Fun Fact: Nearly 180,000 trucks are being used to transport garbage each day throughout the United State, driving an average of 25,000 miles per truck each year.

To help solve the plastic pollution problem, we can take several actions:

  1. Use Plastic-Free Products: One effective action to combat plastic pollution is to use plastic-free products. For example, switching from plastic toothbrushes to the alternative version bamboo toothbrushes, we can actively reduce the demand for plastic and encourage sustainable choices.
  2. Reduce Single-Use Plastics: Minimize our use of single-use plastics like plastic bags, water bottles, straws, take-out containers, and any other plastic items that are used once and then discarded, can make a significant contribution to reducing plastic waste.
  3. Proper recycling: This should go without saying, but when you use plastics product that can be recycled, always be sure to recycle them. By ensuring that plastic waste that can be recycled is properly recycled, we can effectively prevent plastics from ending up in the landfill or oceans and reduce the need for new plastic production.
  4. Spread Awareness: Staying informed about plastic pollution issues and educating others about the problem can inspire more people to take action. Consider spreading awareness with your friends, family, and community members for a helping hand.
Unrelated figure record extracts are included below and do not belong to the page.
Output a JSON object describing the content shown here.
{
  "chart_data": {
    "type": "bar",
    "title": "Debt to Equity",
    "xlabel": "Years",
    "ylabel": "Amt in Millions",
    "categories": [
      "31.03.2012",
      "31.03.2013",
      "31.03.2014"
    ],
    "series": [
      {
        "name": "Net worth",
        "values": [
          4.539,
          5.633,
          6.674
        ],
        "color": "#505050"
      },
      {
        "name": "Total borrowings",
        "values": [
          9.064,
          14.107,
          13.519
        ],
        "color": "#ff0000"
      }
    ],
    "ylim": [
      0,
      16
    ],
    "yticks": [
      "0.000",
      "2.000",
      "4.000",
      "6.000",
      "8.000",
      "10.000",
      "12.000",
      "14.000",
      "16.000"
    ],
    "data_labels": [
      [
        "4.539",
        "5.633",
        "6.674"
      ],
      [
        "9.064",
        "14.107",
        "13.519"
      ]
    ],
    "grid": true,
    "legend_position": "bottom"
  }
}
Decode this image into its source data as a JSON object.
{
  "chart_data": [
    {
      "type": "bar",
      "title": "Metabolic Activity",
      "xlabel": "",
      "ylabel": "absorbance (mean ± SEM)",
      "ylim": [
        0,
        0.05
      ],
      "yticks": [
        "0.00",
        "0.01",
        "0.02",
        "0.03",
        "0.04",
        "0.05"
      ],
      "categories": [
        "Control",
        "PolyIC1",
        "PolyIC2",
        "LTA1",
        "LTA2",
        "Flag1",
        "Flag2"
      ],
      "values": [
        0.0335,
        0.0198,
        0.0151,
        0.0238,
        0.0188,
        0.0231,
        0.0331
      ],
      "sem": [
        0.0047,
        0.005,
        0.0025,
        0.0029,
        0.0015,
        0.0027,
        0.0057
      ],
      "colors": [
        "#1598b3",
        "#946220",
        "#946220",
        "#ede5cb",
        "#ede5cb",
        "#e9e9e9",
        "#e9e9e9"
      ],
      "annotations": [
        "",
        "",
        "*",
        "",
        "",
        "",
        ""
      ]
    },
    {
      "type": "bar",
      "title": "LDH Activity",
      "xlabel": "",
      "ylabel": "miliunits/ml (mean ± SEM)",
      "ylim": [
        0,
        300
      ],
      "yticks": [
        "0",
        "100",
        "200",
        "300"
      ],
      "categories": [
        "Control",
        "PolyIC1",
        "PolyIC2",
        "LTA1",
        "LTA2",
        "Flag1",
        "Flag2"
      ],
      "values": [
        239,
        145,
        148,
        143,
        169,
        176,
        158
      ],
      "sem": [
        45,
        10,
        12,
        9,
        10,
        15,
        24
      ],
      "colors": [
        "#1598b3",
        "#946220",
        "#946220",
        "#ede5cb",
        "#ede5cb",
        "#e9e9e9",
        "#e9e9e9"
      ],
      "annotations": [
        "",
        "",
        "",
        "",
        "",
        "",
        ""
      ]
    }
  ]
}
Summary: Solving the plastic pollution problem requires collective effort. By making conscious choices, spreading awareness, promoting recycling, and switching to eco-friendly alternative, we can work towards a cleaner and more sustainable future.

Quick Takeaway

Plastics are versatile materials that can be shaped using heat and pressure. They are known for their lightweight, durable, transparent, and cost-effective nature. Even though plastic play a significant role in our society, it is harmful to our environment.

Plastic also poses risks to both human health and wildlife. Modern plastic never fully biodegrades, it just breaks down into smaller microplastics, where marine life and birds mistake them for food (Study found that we consume about five grams of micro and nanoplastics every week without knowing). These chemicals have been shown to cause a wide range of health effects.
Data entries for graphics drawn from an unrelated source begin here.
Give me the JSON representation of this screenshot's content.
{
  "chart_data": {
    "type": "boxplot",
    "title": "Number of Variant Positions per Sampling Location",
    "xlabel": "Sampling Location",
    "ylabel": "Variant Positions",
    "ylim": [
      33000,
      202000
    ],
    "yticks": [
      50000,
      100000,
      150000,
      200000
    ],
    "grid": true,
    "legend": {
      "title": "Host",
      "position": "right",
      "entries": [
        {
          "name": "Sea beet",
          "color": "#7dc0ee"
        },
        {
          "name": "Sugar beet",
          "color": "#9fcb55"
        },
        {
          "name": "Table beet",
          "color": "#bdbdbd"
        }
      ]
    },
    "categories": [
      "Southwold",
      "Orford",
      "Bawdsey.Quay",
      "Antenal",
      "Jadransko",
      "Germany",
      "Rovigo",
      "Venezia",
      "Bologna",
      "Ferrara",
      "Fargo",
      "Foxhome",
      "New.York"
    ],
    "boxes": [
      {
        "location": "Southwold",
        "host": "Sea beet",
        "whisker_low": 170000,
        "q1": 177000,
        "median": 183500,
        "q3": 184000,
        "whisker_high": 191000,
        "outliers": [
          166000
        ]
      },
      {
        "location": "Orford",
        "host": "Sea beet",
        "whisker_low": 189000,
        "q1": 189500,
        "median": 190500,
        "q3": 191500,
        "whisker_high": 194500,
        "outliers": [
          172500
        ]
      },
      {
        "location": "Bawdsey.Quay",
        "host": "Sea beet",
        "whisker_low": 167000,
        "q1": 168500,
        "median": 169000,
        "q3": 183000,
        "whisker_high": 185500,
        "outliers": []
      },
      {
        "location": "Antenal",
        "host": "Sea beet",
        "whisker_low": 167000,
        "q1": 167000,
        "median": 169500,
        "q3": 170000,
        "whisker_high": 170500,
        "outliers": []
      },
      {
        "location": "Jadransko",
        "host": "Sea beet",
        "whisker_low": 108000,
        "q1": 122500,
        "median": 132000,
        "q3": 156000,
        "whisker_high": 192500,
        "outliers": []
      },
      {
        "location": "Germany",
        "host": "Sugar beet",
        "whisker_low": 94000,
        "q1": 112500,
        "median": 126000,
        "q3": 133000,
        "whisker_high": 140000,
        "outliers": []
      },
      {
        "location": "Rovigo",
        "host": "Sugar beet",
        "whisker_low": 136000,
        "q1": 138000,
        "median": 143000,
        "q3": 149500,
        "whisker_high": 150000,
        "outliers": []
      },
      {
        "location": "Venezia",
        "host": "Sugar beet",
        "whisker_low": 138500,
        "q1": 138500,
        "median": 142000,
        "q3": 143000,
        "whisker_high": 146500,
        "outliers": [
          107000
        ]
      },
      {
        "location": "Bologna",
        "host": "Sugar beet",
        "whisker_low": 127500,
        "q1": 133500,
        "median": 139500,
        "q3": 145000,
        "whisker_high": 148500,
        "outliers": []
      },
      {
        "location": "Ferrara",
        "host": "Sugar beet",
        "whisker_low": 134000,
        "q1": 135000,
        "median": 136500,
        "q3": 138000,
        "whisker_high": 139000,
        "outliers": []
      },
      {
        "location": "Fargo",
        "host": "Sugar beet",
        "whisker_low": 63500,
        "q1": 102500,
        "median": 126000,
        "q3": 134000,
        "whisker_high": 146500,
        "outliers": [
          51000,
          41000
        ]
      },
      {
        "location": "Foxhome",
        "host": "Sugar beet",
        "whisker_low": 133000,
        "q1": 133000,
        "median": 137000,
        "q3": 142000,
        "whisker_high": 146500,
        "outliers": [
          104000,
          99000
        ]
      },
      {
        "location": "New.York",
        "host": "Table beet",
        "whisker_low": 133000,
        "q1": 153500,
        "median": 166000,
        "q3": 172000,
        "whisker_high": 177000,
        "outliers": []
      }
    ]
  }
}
Frequently Asked Questions Relate To This Blog:

Question #1: How plastic are made?

Answer: Plastic is made from petroleum or natural gas. These materials are heated and then combined with other chemicals to create a polymer. Once the polymer is created, it can be molded into a variety of shapes. Some common plastic products include bottles, bags, and toys.

Question #2: How does plastic pollution affect the environment?

Answer: Plastic pollution is a major environmental problem. Plastic can take hundreds of years to break down, pollute our water supply by contaminating it with harmful chemicals, or animals mistake it as food and eat it.

Question #3: What are some ways to reduce my plastic consumption?

Answer: If you're looking for a way to reduce your plastic pollution, I would recommend using a bamboo toothbrush instead of a plastic toothbrush. Bamboo is a renewable resource that grows quickly and requires no pesticides or fertilizers.